Cinq mois après leur dernière rencontre avec le Premier ministre, Pravind Jugnauth, les petits planteurs de canne sont restés sur leur faim. Le comité technique annoncé ne s’est jamais réuni et il n’y a aucune indication sur les propositions soumises pour répondre à la situation de crise.
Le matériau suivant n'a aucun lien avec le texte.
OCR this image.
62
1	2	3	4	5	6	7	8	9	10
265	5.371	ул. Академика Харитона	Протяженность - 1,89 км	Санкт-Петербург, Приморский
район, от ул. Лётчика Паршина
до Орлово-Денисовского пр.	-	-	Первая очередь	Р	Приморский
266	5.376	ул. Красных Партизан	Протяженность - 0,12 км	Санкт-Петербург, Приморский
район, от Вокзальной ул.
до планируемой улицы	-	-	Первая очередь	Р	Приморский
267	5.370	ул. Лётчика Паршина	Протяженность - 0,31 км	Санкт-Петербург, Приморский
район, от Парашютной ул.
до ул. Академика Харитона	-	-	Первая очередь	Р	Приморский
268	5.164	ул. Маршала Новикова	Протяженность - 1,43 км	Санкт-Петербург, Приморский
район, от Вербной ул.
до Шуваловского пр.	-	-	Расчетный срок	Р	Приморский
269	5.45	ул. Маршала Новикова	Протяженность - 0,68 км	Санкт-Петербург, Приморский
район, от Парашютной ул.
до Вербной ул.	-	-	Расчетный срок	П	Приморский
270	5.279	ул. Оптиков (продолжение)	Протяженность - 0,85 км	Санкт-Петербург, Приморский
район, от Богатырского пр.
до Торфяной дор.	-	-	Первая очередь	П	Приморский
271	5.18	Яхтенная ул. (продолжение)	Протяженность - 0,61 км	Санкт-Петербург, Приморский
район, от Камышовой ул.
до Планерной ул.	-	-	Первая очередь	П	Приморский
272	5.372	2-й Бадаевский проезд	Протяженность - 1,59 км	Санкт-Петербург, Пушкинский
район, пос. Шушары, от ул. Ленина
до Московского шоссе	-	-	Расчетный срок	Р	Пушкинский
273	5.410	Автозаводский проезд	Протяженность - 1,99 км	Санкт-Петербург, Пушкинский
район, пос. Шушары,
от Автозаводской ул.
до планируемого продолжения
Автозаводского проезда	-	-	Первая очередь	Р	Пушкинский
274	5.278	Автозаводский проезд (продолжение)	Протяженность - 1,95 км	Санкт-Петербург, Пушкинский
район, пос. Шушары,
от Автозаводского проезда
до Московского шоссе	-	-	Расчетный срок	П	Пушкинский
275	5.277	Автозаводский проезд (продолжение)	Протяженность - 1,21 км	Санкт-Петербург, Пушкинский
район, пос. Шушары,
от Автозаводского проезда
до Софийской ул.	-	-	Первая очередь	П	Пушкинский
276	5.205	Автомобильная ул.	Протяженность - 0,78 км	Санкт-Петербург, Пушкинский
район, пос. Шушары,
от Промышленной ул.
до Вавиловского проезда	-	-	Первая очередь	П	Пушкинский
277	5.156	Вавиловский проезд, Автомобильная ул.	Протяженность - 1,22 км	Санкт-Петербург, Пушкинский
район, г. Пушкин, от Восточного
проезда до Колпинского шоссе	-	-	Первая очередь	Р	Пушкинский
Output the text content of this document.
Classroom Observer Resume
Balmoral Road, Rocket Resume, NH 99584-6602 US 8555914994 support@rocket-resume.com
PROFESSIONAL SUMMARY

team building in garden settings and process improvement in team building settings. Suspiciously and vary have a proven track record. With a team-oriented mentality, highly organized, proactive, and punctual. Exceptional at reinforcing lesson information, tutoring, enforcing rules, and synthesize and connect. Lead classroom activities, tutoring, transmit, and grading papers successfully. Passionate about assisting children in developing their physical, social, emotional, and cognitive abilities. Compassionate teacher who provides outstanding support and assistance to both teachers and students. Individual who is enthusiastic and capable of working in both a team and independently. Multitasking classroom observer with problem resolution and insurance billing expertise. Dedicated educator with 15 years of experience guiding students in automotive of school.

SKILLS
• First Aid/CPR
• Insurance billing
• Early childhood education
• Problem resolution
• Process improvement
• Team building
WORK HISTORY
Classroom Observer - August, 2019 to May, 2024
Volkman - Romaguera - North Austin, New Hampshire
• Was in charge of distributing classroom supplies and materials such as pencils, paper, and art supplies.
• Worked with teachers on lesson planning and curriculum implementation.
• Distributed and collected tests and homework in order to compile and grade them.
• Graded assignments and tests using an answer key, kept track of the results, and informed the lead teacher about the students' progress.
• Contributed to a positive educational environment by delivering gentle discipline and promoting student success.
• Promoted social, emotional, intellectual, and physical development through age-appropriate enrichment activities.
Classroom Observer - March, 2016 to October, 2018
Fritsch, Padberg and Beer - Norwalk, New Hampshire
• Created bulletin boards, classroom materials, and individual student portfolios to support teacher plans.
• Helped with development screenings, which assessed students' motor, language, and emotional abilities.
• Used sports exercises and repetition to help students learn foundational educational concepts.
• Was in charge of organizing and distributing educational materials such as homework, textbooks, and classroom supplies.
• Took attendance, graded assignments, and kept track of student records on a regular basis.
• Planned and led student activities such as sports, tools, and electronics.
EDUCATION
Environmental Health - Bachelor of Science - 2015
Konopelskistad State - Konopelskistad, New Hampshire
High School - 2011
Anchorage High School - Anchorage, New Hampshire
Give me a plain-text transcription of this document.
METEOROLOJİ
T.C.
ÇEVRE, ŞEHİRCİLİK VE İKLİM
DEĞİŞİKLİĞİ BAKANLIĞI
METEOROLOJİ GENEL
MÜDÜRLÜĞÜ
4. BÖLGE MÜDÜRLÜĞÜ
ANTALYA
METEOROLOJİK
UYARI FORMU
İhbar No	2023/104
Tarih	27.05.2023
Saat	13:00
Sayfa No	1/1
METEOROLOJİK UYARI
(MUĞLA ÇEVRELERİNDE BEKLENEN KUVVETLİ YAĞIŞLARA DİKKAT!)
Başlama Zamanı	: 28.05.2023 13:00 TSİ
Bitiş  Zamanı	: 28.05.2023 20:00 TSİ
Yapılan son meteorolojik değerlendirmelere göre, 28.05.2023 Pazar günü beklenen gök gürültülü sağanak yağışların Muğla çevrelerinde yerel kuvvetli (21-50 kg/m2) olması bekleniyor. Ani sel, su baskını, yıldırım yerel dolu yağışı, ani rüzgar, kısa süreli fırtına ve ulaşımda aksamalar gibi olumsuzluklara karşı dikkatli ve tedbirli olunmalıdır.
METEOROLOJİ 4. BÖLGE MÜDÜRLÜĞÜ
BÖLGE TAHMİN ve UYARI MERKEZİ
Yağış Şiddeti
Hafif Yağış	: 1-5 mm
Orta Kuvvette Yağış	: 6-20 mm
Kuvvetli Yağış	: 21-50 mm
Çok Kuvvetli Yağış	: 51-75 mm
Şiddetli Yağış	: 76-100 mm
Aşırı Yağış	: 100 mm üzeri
Ainsi ont-ils décidé de lancer un mouvement, qui organise sa première mobilisation à l’auditorium Octave Wiehe ce dimanche sur le thème “Aret kokin nou kas”. Leur principale revendication : vendre leurs cannes à Rs 2 500 la tonne aux usiniers au lieu d’être payé sur la production de sucre.

Pour Kreepalloo Sunghoon, porte-parole du mouvement des petits planteurs, le rassemblement de dimanche est la première d’une série d’actions prévues dans les mois à venir. Une autre est déjà annoncée pour le 1er février. Il avance que lors de leur rencontre avec le Premier ministre en juin, ce dernier avait promis la mise sur pied d’un comité technique qu’il présidera personnellement. « On nous a même demandé de soumettre nos propositions dans un délai de deux jours. Nous avons pu négocier pour avoir dix jours. Mais il semble qu’à leur tour, ils ne sont pas pressés du tout de nous rencontrer. Nous attendons toujours que le Premier ministre organise la première réunion du comité technique. »
Lors du rassemblement de demain, les petits planteurs ont prévu de voter plusieurs résolutions. Outre leurs membres, les anciens et l’actuel ministres de l’Agro-industrie sont également invités au rassemblement. Plusieurs dirigeants politiques sont aussi attendus car « ils sont tous concernés par le sujet », disent les petits planteurs.

Il rappelle que le secteur sucre « passe par une période difficile ». Si depuis des années les revenus sont en baisse, « pour la première fois, les petits planteurs ont dû puiser de leurs poches » pour faire la récolte. « Certains ont même préféré ne pas faire de récolte du tout. » Déjà, rappelle-t-il, beaucoup de planteurs ont abandonné leurs champs. De 32 000 petits planteurs en 2000, il n’en reste qu’un peu plus de 12 000. « Si on ne fait rien, les petits planteurs vont disparaître d’ici trois ans. »

Les petits planteurs revendiquent le prix de Rs 2 500 la tonne de cannes livrée à l’usine. Or, actuellement, ils sont payés sur la production de sucre. « Pour l’heure, nous avons entre Rs 1 000 à Rs 1 100 la tonne de sucre. Or, nous n’avons aucun contrôle sur la production. Car une fois que nous avons déposé nos cannes à l’usine, c’est elle qui prend tout en charge. On ne peut justifier la quantité de sucre produite à partir de nos cannes. C’est pour cela que nous demandons plutôt un prix sur les cannes livrées à l’usine. »
L’autre requête des petits planteurs est de leur permettre de diversifier leurs cultures. « La loi ne nous permet pas aujourd’hui de planter autre chose que de la canne sur nos terres.

Or, si on nous permettait de diversifier, les planteurs n’auraient pas abandonné leurs terres. » À cela, Kailash Ramdhary ajoute que plus de 25 000 arpents de terres agricoles ont été abandonnés en raison des difficultés dans le secteur. « Cela représente un problème pour les planteurs et le pays à la fois, car la productivité est en baisse. De plus, les terres agricoles sont devenues rares maintenant à Maurice. » Les porte-parole du mouvement sont d’avis que si le gouvernement relance le secteur, beaucoup de petits planteurs reviendront aux affaires.

Lors du rassemblement de demain, les petits planteurs ont prévu de voter plusieurs résolutions. Outre leurs membres, les anciens et l’actuel ministres de l’Agro-industrie sont également invités au rassemblement. Plusieurs dirigeants politiques sont aussi attendus car « ils sont tous concernés par le sujet », disent les petits planteurs.